To put it in a nutshell xerostomia is a very uncomfortable condition with potentially serious implications on your oral and general health. 

If you have dry mouth you have to make sure you let a professional know about it to get the right advice, probable further investigation and treatment if needed. 

You will have to look after your oral health by developing a strict routine and sticking to it.

Keep hydrated, keep happy and keep healthy (remember: water is a tooth-friendly liquid, which means that you can have plenty of it and as often as you like without damaging your teeth).

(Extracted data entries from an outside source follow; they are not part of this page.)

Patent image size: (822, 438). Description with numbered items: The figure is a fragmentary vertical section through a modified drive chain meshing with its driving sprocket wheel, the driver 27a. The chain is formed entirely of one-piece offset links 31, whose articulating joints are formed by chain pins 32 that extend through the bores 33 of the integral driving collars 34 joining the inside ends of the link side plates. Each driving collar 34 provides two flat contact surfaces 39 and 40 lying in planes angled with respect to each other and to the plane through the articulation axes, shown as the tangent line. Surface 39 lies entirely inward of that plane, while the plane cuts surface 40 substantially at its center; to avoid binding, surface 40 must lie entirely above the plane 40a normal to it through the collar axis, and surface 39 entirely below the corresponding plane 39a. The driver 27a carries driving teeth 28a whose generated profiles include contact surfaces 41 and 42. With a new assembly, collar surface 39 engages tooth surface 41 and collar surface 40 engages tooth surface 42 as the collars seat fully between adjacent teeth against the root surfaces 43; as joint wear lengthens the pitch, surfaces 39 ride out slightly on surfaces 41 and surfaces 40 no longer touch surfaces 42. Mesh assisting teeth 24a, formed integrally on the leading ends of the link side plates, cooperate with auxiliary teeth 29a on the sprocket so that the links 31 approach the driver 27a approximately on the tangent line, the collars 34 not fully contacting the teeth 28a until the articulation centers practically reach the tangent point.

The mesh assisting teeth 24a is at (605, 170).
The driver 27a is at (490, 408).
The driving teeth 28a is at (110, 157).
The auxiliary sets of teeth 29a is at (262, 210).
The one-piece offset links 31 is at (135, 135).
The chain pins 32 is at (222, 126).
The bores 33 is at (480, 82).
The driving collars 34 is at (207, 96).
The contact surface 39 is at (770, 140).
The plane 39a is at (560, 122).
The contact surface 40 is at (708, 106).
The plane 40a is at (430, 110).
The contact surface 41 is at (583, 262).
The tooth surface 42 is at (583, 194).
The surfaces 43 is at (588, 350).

By Hajnalka Takacs (qualified dental nurse and oral health educator).
N.B.: The author confirms that the content of this article is created solely for educational purposes. The content is for non-commercial use only, and in no ways the author has gained any financial benefit from the platform it has been uploaded to or from any of the companies mentioned in the text of the article.

References

  1. Miller, M. and Scully, C. (2015) Mosby’s Textbook of Dental Nursing. 2nd edn. London: Elsevier Ltd.
  2. Iorgulescu, G. (2009) ‘Saliva between normal and pathological. Important factors in determining systemic and oral health’, Journal of Medicine and Life, 2(3), pp. 303-307.
  3. Greenwood, M., Seymour, R.A. and Meechan J.G. (2009) Textbook of Human Disease in Dentistry. Chichester: John Wiley & Sons Ltd.
  4. National Health Service (2018) Dry mouth. (Accessed: 28 July 2020).
  5. Felton, A., Chapman, A. and Felton, S. (2014) Basic Guide to Oral Health Education and Promotion. 2nd edn. Chichester: John Wiley and Sons Ltd.
  6. Mayo Clinic (2018) Dry mouth. (Accessed: 28 July 2020).